Saturday, January 22, 2005

The Body Ink

Oh that this too too solid flesh would melt.

Tim grew weary and Tony couldn't sleep; maybe "spritely" was the wrong word. Here are some interpretations, summaries, comments and questions.

First, there is the issue of the very idea of articulating embodiment with the definite article, i.e., using the "construction 'the body'" (see Tim's 12:15 AM comments to my last post). Since Tim does not object to the word "body" alone (11:14 PM), the alternatives are easy to spot: "a body", "my body", "this body", "her body" all suggest concrete, particular references. We should probably also allow "the body" when used in constructions like "the body I was given" or "the body we found in the basement". Tim's objection goes to any reference made to "the body", without further stipulations, allowing us to ask "Whose body?" to be followed by the answer "The body in the abstract." I think I basically agree with Tim on this question, though I'm not sure Tony's poem about Jackson Mac Low is the best example of this failing.

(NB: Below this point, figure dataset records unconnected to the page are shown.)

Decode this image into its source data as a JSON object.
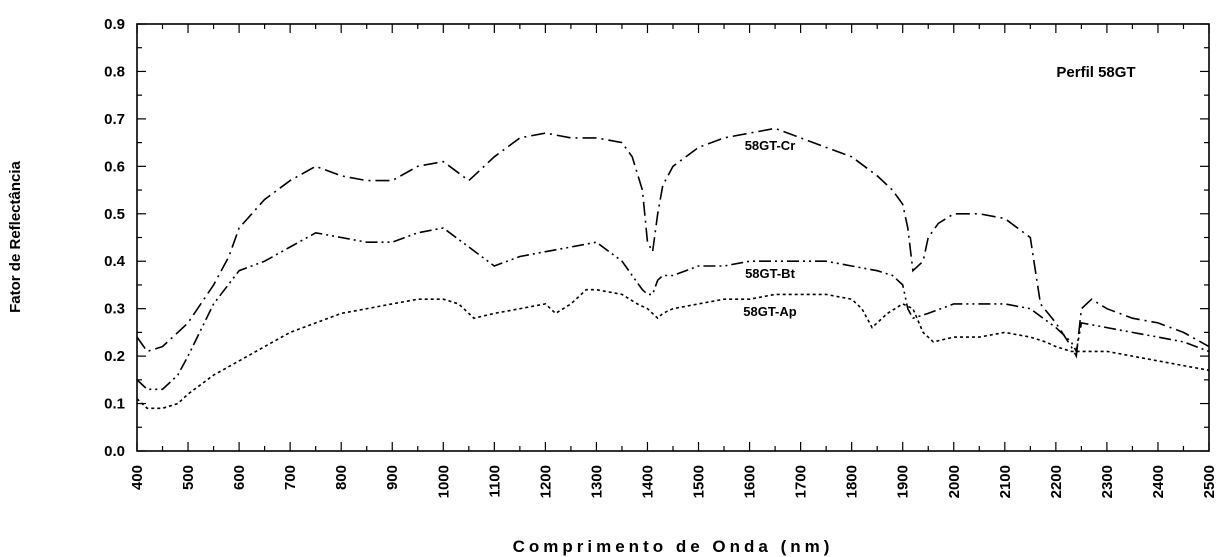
{
  "chart_data": {
    "type": "line",
    "title": "Perfil 58GT",
    "xlabel": "Comprimento de Onda (nm)",
    "ylabel": "Fator de Reflectância",
    "xlim": [
      400,
      2500
    ],
    "ylim": [
      0,
      0.9
    ],
    "xticks": [
      400,
      500,
      600,
      700,
      800,
      900,
      1000,
      1100,
      1200,
      1300,
      1400,
      1500,
      1600,
      1700,
      1800,
      1900,
      2000,
      2100,
      2200,
      2300,
      2400,
      2500
    ],
    "yticks": [
      0.0,
      0.1,
      0.2,
      0.3,
      0.4,
      0.5,
      0.6,
      0.7,
      0.8,
      0.9
    ],
    "ytick_labels": [
      "0.0",
      "0.1",
      "0.2",
      "0.3",
      "0.4",
      "0.5",
      "0.6",
      "0.7",
      "0.8",
      "0.9"
    ],
    "grid": false,
    "series": [
      {
        "name": "58GT-Cr",
        "style": "dash-dot",
        "annotation": {
          "text": "58GT-Cr",
          "x": 1640,
          "y": 0.645
        },
        "x": [
          400,
          420,
          450,
          480,
          500,
          550,
          580,
          600,
          650,
          700,
          750,
          800,
          850,
          900,
          950,
          1000,
          1050,
          1100,
          1150,
          1200,
          1250,
          1300,
          1350,
          1370,
          1390,
          1400,
          1410,
          1420,
          1430,
          1450,
          1500,
          1550,
          1600,
          1650,
          1700,
          1750,
          1800,
          1850,
          1880,
          1900,
          1910,
          1920,
          1940,
          1950,
          1970,
          2000,
          2050,
          2100,
          2150,
          2160,
          2170,
          2200,
          2230,
          2240,
          2250,
          2270,
          2300,
          2350,
          2400,
          2450,
          2500
        ],
        "y": [
          0.24,
          0.21,
          0.22,
          0.25,
          0.27,
          0.35,
          0.41,
          0.47,
          0.53,
          0.57,
          0.6,
          0.58,
          0.57,
          0.57,
          0.6,
          0.61,
          0.57,
          0.62,
          0.66,
          0.67,
          0.66,
          0.66,
          0.65,
          0.62,
          0.55,
          0.44,
          0.42,
          0.5,
          0.56,
          0.6,
          0.64,
          0.66,
          0.67,
          0.68,
          0.66,
          0.64,
          0.62,
          0.58,
          0.55,
          0.52,
          0.47,
          0.38,
          0.4,
          0.45,
          0.48,
          0.5,
          0.5,
          0.49,
          0.45,
          0.38,
          0.31,
          0.27,
          0.22,
          0.2,
          0.3,
          0.32,
          0.3,
          0.28,
          0.27,
          0.25,
          0.22
        ]
      },
      {
        "name": "58GT-Bt",
        "style": "dash-dot-dot",
        "annotation": {
          "text": "58GT-Bt",
          "x": 1640,
          "y": 0.375
        },
        "x": [
          400,
          420,
          450,
          480,
          500,
          550,
          600,
          650,
          700,
          750,
          800,
          850,
          900,
          950,
          1000,
          1050,
          1100,
          1150,
          1200,
          1250,
          1300,
          1350,
          1370,
          1390,
          1400,
          1410,
          1420,
          1430,
          1450,
          1500,
          1550,
          1600,
          1650,
          1700,
          1750,
          1800,
          1850,
          1880,
          1900,
          1910,
          1920,
          1950,
          2000,
          2050,
          2100,
          2150,
          2200,
          2230,
          2240,
          2250,
          2300,
          2350,
          2400,
          2450,
          2500
        ],
        "y": [
          0.15,
          0.13,
          0.13,
          0.16,
          0.2,
          0.31,
          0.38,
          0.4,
          0.43,
          0.46,
          0.45,
          0.44,
          0.44,
          0.46,
          0.47,
          0.43,
          0.39,
          0.41,
          0.42,
          0.43,
          0.44,
          0.4,
          0.37,
          0.34,
          0.33,
          0.33,
          0.36,
          0.37,
          0.37,
          0.39,
          0.39,
          0.4,
          0.4,
          0.4,
          0.4,
          0.39,
          0.38,
          0.37,
          0.35,
          0.3,
          0.28,
          0.29,
          0.31,
          0.31,
          0.31,
          0.3,
          0.26,
          0.23,
          0.21,
          0.27,
          0.26,
          0.25,
          0.24,
          0.23,
          0.21
        ]
      },
      {
        "name": "58GT-Ap",
        "style": "dotted",
        "annotation": {
          "text": "58GT-Ap",
          "x": 1640,
          "y": 0.295
        },
        "x": [
          400,
          420,
          450,
          480,
          500,
          550,
          600,
          650,
          700,
          750,
          800,
          850,
          900,
          950,
          1000,
          1030,
          1050,
          1060,
          1100,
          1150,
          1200,
          1220,
          1250,
          1280,
          1300,
          1350,
          1380,
          1400,
          1420,
          1430,
          1450,
          1500,
          1550,
          1600,
          1650,
          1700,
          1750,
          1800,
          1820,
          1840,
          1870,
          1900,
          1920,
          1940,
          1960,
          2000,
          2050,
          2100,
          2150,
          2180,
          2200,
          2230,
          2250,
          2300,
          2350,
          2400,
          2450,
          2500
        ],
        "y": [
          0.11,
          0.09,
          0.09,
          0.1,
          0.12,
          0.16,
          0.19,
          0.22,
          0.25,
          0.27,
          0.29,
          0.3,
          0.31,
          0.32,
          0.32,
          0.31,
          0.29,
          0.28,
          0.29,
          0.3,
          0.31,
          0.29,
          0.31,
          0.34,
          0.34,
          0.33,
          0.31,
          0.3,
          0.28,
          0.29,
          0.3,
          0.31,
          0.32,
          0.32,
          0.33,
          0.33,
          0.33,
          0.32,
          0.3,
          0.26,
          0.29,
          0.31,
          0.3,
          0.25,
          0.23,
          0.24,
          0.24,
          0.25,
          0.24,
          0.23,
          0.22,
          0.21,
          0.21,
          0.21,
          0.2,
          0.19,
          0.18,
          0.17
        ]
      }
    ]
  }
}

Moreover, Tony is right to point out that we will then have to give up the definite article in many other contexts, especially "the mouth" and "the language". And these two examples of his are, I think, particularily well chosen because when we talk about "the body" in the abstract we mean, I think, precisely the articulate connection between the mouth and the language, and this might be a reason to grin and bear "the body" in some cases.

Second, there is the issue of the theoretical censure of practical poetry. Tim spots the offending phrase in Tony's poem and asks his infamous question. Now, is this already an act of theoretical censorship? Clearly, if Tim had said from the outset, "But Tony, there's no such thing as the body," it would be. But he waited (baited?) until Tony defended his poem "in theory", i.e., with the words "in the abstract". Tim could then let his theoretical verdict be known: there's no such thing as the body in the abstract. Whatever may be true of Tim and Tony, and whatever they may worry about, I don't think poets should be required to "point to this or that theory or figure and say 'see, I'm right.'" I don't think theories should be allowed to determine how complicated our bodies, or complex our sleeping, should be.

Third, there is the general issue, which I think I'll leave open for now, about the relation between the body and the text, or how best to deal with "embodiment". In what sense is a white page with black marks on it like a pool of bruises? I think Tim's distinctions do make sense, and, taken out of context, his examples do suggest a problem. That problem itself may be more complex, however, than using or not using the phrase "the body". (And is surely more interesting than how the post-structuralists in Iowa read Foucault.) I guess I'd ask whether Tony's earlier invocation of "the mouth", doesn't adequately prepare the way for "the body" and its "imaginary circumference". Or whether it really is as sleazy as Tony suspects Tim thinks it is.

Fourth, if I was to get actors to perform the dialogue that started this, I'd ask to them play it with straight faces.

Finally, I don't think Tony meant a virtual arm wrestle, and I very much hope to witness the real thing one day. Maybe we write poems because we can't arm wrestle with everyone . . . except in the abstract. The Armwrestle.